高い利益を確保するためには
「ごく当たり前の戦略」

 このように伊藤忠の戦略を見ていくと、買収した後に効率的に事業統合を進め、不採算部門を切り離し、時にはマネタイズすることで買収資金の一部を回収する。すばらしい戦略だ。

「買収先企業や、その企業が持つブランドをコモディティー(商品)と見れば、ブランドの統合や売却、切り離しは、より高い利益を確保するためのごく当たり前の行為」(証券アナリスト)だ。しかし、買収された側の社員やブランド担当者は、切り捨てられることになる。

 社長就任後1年あまりのダイヤモンド・オンライン2011年3月7日公開の記事「伊藤忠商事 岡藤正広社長インタビュー『社内のルールに縛られるな 儲けとリスクを己で判断せよ』」で、岡藤会長は、人材育成について問われ「われわれは商売をしているのだ。会社にとって儲かる話なのか、そうでないのか。それを見極めることが重要だ」と語っている。

 王道を行く三菱商事、資源に傾注する三井物産、そして最も金融らしい事業モデルを取り込み果敢に攻める伊藤忠。商社ビジネスも多角化する中、どこが生き残っていくのか目が離せない。

※記事初出時、以下の部分に間違いがありましたので、現状のように訂正・修正しお詫びいたします。
▼ユニー・ファミリーマートホールディングスを傘下に収め、後に100%子会社としている。
▼2010年に格安の約88億円で買収したレリアンでは、2年もたたないうちに傘下にあった食品のアーデンとアパレルのプロシードを売却。

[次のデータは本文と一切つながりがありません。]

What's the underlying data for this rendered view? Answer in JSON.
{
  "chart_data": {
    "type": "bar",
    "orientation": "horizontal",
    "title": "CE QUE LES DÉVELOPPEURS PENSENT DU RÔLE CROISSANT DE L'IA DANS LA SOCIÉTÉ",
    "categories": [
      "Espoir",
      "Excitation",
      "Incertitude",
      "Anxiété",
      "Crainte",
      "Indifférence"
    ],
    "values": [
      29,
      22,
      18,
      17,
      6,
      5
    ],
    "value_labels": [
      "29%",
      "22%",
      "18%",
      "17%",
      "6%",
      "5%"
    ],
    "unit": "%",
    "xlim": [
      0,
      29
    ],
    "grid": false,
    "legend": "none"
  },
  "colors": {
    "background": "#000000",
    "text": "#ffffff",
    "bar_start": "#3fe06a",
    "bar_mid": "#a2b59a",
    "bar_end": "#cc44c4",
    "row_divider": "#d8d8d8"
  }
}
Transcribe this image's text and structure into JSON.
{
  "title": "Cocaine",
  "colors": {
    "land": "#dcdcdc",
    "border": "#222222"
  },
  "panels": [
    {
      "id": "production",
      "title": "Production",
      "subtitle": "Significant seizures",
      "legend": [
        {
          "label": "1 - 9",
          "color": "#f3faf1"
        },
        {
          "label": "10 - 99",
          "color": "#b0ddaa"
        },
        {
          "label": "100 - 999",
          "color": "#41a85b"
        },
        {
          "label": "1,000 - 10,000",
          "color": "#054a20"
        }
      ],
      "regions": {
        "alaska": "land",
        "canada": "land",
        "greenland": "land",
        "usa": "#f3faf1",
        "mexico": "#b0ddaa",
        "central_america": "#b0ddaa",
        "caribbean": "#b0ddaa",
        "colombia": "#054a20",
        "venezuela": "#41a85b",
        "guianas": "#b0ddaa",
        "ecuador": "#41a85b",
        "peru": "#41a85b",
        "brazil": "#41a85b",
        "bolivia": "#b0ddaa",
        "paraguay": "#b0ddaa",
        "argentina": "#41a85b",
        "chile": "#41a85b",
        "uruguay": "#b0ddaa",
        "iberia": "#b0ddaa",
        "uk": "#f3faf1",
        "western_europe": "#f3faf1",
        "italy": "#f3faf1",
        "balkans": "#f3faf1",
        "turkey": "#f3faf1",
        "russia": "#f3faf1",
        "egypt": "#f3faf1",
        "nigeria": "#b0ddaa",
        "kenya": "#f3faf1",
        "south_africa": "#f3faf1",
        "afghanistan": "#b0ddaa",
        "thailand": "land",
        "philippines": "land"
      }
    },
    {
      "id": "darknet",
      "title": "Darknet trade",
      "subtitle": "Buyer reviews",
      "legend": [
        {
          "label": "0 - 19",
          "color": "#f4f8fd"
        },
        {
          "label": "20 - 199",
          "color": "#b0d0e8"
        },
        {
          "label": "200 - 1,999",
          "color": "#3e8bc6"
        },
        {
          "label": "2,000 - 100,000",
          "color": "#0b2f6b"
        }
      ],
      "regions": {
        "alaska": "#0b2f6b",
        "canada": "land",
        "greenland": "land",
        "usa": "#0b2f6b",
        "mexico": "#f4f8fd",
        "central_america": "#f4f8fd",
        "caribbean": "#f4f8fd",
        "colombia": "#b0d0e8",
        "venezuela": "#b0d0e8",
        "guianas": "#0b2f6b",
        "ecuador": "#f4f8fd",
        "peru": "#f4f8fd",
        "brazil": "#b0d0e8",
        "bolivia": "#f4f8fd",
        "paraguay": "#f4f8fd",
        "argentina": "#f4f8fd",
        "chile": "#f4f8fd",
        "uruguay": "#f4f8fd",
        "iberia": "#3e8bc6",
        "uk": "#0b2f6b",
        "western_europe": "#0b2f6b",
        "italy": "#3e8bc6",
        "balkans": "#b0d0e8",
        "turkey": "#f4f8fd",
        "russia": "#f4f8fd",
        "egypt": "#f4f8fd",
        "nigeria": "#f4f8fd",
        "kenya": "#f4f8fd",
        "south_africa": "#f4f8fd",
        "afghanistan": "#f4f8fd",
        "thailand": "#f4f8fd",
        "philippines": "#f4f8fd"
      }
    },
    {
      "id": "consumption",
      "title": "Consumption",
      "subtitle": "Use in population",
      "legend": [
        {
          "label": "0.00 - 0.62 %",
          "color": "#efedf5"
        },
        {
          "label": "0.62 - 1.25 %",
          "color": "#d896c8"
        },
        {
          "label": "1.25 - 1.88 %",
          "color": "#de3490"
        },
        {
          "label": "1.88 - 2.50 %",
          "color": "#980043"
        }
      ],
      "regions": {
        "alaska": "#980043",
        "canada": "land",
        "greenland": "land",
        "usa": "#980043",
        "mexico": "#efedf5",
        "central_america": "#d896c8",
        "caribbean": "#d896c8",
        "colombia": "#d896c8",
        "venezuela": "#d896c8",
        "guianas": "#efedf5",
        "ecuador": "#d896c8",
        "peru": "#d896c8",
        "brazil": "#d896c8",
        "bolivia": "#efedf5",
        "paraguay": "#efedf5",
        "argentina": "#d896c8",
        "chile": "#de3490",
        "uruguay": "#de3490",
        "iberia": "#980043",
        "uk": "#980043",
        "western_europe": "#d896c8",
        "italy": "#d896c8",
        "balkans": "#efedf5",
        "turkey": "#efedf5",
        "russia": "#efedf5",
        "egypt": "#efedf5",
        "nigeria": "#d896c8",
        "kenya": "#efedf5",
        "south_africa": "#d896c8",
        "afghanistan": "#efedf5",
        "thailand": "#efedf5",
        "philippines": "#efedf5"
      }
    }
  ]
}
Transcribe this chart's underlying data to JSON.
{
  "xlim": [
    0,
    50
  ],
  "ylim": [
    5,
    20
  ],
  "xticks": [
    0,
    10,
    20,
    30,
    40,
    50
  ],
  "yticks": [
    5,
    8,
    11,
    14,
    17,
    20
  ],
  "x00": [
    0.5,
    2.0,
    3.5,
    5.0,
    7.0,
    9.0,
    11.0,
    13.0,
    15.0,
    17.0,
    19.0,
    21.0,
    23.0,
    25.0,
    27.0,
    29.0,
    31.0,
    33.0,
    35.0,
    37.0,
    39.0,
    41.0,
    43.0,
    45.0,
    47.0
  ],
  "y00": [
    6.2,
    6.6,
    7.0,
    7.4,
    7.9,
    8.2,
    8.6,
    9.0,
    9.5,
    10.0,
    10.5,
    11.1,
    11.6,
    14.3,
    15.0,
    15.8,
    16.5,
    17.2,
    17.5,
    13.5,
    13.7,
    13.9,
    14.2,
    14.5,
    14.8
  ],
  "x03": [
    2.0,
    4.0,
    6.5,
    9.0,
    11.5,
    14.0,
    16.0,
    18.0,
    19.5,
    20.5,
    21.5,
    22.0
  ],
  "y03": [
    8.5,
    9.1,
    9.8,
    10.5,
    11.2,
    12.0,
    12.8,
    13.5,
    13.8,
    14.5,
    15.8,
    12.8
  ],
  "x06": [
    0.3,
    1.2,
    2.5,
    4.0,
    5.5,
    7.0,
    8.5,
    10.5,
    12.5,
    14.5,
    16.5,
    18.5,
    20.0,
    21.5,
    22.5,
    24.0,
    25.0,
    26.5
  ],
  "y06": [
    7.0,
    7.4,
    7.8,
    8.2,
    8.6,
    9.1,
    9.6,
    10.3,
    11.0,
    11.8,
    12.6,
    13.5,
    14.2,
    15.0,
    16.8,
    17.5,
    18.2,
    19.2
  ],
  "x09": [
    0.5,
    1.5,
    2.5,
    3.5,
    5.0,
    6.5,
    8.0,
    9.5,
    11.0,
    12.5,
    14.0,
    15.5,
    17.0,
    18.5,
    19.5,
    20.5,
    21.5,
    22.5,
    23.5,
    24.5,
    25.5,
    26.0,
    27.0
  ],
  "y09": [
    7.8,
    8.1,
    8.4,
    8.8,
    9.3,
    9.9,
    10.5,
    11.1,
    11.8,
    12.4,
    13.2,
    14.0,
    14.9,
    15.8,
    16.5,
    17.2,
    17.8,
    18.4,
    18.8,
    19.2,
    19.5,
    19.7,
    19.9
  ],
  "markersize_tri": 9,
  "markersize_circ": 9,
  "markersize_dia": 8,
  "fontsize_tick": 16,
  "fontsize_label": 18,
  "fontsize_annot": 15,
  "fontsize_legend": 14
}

これにより、買収額の少なくとも3分の1近くを回収している。
▼一部では、125億円相当の資産価値があるとされていたレリアンを3分の2程度で手中に収めたのは、当時、社長に就任した岡藤現会長の「剛腕」ぶりを物語るものだろう。
▼2009年に伊藤忠が10億円も使わずに筆頭株主となった、女性用高級補正下着メーカーのマルコは、2017年に「ライザップ」を運営する健康コーポレーションが第三者割当増資を約28億円で引き受ける形で子会社化し、静かにエグジットを図っている。第三者割当増資であるため単純計算はできないが、差額は大手投資ファンドもうらやむような300%近いリターンとなる。